8. Edit Flow for multi-author blog
If you run a multi-author WordPress site, you know how time-intensive it can be to email back-and-forth with writers until a post is ready to publish.
With the Edit Flow plugin, you can streamline and automate most of the content production process right in WordPress. You won’t need to email with writers when you can communicate via comments in individual posts and receive notifications when a post is ready for your review as an editor.
Automating the writing and content review process of a multi-author blog can save both writers and editors tons of time and will lead to move high-quality content on your blog.
9. WP Smush for image optimization
Overall, images make up 63 percent of the size of an average web page. Compressing images and making sure they’re the right size for the space on your website they’re fitting is imperative to fast page speeds.
But compressing every image individually would take too much time, especially if you have tens of thousands of images on your website.

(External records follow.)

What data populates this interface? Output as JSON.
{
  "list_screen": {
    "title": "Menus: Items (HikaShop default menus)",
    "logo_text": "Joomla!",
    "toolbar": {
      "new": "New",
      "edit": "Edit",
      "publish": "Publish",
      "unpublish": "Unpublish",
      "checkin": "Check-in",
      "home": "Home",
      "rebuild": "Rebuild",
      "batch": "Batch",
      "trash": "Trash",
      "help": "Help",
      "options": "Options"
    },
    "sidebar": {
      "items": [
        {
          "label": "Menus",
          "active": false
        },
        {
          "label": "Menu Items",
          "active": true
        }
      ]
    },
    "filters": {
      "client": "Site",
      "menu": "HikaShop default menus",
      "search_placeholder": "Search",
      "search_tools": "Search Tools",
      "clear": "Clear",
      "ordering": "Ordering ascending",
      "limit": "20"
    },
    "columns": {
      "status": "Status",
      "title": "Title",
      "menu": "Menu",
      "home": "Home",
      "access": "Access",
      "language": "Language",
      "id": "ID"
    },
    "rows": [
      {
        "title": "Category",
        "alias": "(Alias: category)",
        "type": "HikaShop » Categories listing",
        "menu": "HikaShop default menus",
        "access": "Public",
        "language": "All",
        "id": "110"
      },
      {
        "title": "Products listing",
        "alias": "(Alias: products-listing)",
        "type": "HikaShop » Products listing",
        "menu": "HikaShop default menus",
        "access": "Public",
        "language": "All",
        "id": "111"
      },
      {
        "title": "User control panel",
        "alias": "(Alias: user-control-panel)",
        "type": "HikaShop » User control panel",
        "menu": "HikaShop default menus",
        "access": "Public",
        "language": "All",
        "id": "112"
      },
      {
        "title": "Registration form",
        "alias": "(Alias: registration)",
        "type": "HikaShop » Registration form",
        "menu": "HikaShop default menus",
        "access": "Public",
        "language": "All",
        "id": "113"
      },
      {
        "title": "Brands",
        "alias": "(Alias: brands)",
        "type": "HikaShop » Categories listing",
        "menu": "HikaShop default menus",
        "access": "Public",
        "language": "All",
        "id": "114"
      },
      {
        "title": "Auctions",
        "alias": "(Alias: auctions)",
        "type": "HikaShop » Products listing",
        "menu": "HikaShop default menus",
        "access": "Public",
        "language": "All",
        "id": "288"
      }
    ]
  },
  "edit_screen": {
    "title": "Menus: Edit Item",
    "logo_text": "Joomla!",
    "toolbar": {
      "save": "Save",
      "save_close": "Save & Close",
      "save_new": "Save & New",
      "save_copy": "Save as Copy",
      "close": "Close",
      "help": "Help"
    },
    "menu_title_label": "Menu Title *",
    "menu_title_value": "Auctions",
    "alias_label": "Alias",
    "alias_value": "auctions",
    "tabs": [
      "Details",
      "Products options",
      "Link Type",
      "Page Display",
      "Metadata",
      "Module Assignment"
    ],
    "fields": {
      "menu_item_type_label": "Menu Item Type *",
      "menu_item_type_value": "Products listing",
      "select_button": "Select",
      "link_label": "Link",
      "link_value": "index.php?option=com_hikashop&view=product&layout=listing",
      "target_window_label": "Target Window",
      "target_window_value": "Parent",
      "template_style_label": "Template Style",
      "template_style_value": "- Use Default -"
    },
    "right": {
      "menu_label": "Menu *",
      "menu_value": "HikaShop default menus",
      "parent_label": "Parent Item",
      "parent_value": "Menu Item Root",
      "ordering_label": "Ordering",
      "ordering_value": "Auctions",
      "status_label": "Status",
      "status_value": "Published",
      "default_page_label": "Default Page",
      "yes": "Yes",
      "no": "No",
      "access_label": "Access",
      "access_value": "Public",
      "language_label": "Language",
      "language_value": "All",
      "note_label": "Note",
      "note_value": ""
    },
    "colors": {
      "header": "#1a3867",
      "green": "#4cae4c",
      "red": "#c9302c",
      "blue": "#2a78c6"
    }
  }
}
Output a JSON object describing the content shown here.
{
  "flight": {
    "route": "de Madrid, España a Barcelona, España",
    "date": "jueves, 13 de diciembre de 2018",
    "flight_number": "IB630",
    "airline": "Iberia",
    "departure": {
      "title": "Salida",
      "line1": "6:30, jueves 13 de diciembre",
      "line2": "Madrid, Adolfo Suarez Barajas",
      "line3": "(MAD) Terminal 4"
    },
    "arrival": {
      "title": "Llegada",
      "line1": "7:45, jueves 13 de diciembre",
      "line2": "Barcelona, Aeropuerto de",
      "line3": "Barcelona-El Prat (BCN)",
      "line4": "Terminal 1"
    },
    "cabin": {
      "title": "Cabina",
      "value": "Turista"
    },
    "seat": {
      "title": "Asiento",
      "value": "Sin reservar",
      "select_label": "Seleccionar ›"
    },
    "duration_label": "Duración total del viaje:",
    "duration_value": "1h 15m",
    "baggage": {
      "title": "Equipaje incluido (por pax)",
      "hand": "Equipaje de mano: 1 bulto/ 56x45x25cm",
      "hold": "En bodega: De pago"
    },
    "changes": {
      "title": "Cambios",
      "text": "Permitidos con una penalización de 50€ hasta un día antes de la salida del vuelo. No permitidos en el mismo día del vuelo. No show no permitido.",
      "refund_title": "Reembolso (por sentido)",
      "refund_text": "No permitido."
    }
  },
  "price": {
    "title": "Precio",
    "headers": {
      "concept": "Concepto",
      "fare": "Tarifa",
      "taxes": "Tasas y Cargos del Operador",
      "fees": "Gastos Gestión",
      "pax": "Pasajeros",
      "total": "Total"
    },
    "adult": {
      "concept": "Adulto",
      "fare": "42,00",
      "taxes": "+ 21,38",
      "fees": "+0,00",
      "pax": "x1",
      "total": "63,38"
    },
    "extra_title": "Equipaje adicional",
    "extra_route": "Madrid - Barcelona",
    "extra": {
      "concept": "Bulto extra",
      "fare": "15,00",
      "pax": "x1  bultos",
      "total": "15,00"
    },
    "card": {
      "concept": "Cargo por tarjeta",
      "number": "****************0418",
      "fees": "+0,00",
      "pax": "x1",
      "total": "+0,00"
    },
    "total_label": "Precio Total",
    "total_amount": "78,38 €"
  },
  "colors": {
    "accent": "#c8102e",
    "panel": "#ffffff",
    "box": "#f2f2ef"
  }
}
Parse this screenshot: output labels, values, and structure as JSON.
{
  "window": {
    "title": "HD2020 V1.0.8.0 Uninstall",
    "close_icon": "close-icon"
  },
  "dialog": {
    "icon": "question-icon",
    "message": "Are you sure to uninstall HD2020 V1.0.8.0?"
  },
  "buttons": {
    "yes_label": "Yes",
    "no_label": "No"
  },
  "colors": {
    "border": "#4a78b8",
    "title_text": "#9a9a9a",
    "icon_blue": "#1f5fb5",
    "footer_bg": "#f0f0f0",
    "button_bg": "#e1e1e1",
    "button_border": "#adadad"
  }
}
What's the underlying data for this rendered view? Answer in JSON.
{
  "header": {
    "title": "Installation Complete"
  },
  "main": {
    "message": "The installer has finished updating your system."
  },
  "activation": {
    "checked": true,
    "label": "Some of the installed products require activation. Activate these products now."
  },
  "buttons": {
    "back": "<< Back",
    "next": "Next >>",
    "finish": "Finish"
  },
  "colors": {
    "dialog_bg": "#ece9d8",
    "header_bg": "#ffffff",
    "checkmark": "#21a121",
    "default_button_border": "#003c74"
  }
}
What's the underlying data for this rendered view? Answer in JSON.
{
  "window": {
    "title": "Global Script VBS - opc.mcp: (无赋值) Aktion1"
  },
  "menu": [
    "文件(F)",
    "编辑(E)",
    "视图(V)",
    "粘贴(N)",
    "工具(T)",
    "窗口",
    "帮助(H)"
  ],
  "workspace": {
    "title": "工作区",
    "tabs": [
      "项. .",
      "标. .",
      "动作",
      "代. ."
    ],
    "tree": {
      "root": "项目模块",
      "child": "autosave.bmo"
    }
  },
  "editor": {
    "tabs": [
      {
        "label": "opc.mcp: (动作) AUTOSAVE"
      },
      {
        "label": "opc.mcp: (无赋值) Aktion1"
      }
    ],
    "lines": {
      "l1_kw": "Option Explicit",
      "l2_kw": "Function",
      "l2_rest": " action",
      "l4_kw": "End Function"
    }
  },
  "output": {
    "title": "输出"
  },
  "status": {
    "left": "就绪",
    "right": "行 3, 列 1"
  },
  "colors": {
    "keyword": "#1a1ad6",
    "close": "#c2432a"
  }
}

That’s where WP Smush comes into play. Use this plugin to automatically compress all the old images on your website and every image you add to the site moving forward. This capability does require the paid pro version, but paying for plugins can be 100-percent worth it.
Wrapping up
Automating tasks on your blog is going to put way more time back on your plate. You can use that time however you want, but spending it wisely by making sure your blog is producing more high-quality content is going to help fuel your site’s growth.
Not only that, but by taking advantage these and other WordPress automation tools, you’ll be able to spend your time on the more fun aspects of WordPress instead of the monotonous repetitive tasks required of all website owners.
So go ahead and implement some of this automation and spend your time where it really counts!